Reaching top speeds of 136.384 mph, Brad Keselowski took the pole — his first of the season — for the Foxwoods Resort Casino 301 following qualifying on Friday for NASCAR’s Cup Series in Loudon. It was Keselowski’s fourth career pole at NHMS, his 15th overall and an important one for the standings heading into Sunday’s main event.

“The only other track I can think of where (qualifying well) is maybe more important is Martinsville in the fall,” said Keselowksi, who will be joined by overall points leader Kyle Busch on the front row. “We’re happy with that effort. It certainly bodes well for our shot to get those stage wins, and of course, the overall race win come Sunday.
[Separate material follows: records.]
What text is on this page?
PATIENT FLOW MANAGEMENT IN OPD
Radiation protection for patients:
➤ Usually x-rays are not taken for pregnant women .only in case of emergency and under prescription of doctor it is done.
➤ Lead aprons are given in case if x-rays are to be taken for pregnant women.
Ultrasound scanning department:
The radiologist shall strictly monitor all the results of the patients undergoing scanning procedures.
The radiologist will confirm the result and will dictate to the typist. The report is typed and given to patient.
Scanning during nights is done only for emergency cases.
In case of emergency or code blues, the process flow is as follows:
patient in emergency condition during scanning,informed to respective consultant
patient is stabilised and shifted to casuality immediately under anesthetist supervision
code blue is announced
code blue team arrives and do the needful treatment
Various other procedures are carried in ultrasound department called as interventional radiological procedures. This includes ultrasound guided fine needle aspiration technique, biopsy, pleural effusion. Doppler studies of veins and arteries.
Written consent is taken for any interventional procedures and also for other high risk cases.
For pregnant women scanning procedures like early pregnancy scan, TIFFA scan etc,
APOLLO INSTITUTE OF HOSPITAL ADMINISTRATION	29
“You’re happy for it. You take a breath. You celebrate it and you get your head back down and go to work,” Keselowski added.

After a blistering lap of 27.942 seconds, Busch held the top spot for less than a minute before Keselowski hit the track and produced the fastest lap of the afternoon at 27.927 seconds.
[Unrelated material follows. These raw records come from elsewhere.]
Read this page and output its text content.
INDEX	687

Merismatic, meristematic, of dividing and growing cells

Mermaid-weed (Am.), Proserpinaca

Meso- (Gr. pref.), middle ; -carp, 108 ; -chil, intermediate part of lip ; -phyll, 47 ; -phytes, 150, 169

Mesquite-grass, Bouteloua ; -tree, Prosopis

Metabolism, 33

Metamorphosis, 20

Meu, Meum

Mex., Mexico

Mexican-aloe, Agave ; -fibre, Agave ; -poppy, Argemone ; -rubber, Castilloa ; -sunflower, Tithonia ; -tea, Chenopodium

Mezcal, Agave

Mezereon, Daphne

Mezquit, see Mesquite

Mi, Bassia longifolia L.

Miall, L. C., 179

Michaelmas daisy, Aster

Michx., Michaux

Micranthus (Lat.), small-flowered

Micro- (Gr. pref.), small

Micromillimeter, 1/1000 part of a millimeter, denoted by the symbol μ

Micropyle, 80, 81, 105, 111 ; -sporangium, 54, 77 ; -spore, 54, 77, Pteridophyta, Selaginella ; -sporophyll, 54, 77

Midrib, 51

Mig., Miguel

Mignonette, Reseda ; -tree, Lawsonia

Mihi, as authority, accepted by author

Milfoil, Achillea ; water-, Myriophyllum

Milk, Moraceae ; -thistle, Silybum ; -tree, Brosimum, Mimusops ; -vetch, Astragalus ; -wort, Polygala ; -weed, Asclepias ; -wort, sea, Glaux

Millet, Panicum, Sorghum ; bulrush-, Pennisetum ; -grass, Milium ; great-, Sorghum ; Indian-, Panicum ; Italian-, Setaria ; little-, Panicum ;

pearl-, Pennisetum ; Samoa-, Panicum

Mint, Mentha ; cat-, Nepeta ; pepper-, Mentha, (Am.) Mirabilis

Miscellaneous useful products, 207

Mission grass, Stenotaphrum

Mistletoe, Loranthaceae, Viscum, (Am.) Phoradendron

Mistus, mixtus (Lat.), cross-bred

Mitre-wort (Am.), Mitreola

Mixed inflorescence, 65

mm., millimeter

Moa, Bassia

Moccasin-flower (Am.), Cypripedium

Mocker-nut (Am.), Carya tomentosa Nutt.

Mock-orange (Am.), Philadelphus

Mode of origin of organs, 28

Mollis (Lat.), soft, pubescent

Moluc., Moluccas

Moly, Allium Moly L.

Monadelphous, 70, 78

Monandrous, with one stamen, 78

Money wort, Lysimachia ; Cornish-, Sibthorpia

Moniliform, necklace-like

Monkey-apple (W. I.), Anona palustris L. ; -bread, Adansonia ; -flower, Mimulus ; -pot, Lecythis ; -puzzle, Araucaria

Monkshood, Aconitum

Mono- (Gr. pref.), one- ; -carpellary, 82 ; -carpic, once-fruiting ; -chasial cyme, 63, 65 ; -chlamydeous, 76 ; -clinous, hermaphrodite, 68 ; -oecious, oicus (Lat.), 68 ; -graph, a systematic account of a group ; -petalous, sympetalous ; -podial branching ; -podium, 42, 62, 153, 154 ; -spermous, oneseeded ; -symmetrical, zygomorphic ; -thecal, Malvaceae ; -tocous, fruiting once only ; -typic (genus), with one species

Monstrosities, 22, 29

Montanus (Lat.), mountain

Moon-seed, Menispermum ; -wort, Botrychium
Keselowski last won the pole at NHMS in 2014’s fall race when he finished seventh. He also started first in the 2013 fall race (finished fourth) as well as 2010’s fall race (finished 18th), but hasn’t taken the checkered flag at the Magic Mile since 2014’s summer race when he started seventh before making a run to the front.

Due to constant changes at the track — application of PJ1 (a substance used for traction), regulations on car bodies, riding heights — Keselowski said there is no single strategy to employ when drivers make their way to New Hampshire.
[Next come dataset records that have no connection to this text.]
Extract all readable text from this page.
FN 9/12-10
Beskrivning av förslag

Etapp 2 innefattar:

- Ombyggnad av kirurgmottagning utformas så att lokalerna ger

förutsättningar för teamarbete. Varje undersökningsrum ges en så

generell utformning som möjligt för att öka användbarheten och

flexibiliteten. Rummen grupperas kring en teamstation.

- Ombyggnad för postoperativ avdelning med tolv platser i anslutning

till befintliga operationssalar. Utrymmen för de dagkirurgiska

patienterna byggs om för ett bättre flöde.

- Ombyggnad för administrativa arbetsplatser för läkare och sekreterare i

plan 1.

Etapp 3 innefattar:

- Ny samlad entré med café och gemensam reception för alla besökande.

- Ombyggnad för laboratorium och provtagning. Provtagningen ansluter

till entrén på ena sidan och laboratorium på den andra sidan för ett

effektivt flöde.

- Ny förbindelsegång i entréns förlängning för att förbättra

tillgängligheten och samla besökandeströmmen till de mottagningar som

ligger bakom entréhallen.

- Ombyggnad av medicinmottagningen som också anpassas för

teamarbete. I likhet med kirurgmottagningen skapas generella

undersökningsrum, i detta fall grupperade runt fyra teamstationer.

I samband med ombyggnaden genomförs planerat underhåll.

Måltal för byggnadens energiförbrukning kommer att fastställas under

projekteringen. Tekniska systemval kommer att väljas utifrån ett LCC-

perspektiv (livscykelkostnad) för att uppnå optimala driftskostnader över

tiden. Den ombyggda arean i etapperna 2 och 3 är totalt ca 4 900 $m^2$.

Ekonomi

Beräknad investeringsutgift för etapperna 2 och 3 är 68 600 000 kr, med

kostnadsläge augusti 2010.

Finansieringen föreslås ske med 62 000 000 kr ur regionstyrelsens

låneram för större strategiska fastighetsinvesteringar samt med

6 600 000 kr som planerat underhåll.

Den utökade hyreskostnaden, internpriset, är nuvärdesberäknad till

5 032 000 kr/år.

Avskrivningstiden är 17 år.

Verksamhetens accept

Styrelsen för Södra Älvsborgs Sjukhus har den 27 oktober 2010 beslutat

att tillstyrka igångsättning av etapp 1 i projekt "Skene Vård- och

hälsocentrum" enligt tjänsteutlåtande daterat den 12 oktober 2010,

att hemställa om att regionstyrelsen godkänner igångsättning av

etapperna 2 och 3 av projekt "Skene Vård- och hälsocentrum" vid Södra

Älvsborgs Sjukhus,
“Every time they make those changes, it affects the way the car drives and how you maximize the lap time on it,” Keselowski said. “It’s part of the challenge of being in the Cup Series. … I don’t think there’s one trick that’s served us through the years.”

Kurt Busch and Erik Jones will line up on the second row, while Ryan Blaney and Martin Truex Jr. are one row back. Two New England drivers making their Cup series debuts — Andy Seuss and Austin Theriault — are both slated to start on row 18.

Alex Bowman will be in a backup car on Sunday. The drive shaft in Bowman’s No. 88 Hendrick Motorsports Chevy exploded as he drove full-throttle down the frontstretch during his qualifying lap, leaving a trail of smoke behind and oil on the track.

“It’s a bummer, but stuff happens, parts fail,” he said.

Bowman will start in last place and have the last pit stall.

Backup Cars Roll Out: Bowman wasn’t the only driver to unload his backup car on Friday.

Denny Hamlin and Ryan Newman will join him in the back of the field to start Sunday’s Foxwoods 301. Both drivers went to their backup cars after wrecking in separate incidents in the closing minutes of the first practice session Friday morning.

Hamlin lost control between turns 3 and 4 with just four minutes left in the 50-minute session, sending the No. 11 Joe Gibbs Racing Camry backward into the outside wall. Newman, a few minutes later, hit the outside wall entering Turn 3. Both teams unloaded their backup cars and ran qualifying laps.

Hamlin won here in a backup car in July 2017. He crashed during Friday practice leading up to that race, as well. But that was then, and it doesn’t make Hamlin feel any better about the situation this weekend.

“It’s not as good as the primary — it’s a backup for a reason, and it’s been in the trailer for a long time,” he said after qualifying. “The backup car back (in 2017) was a little bit more updated than what this one is.”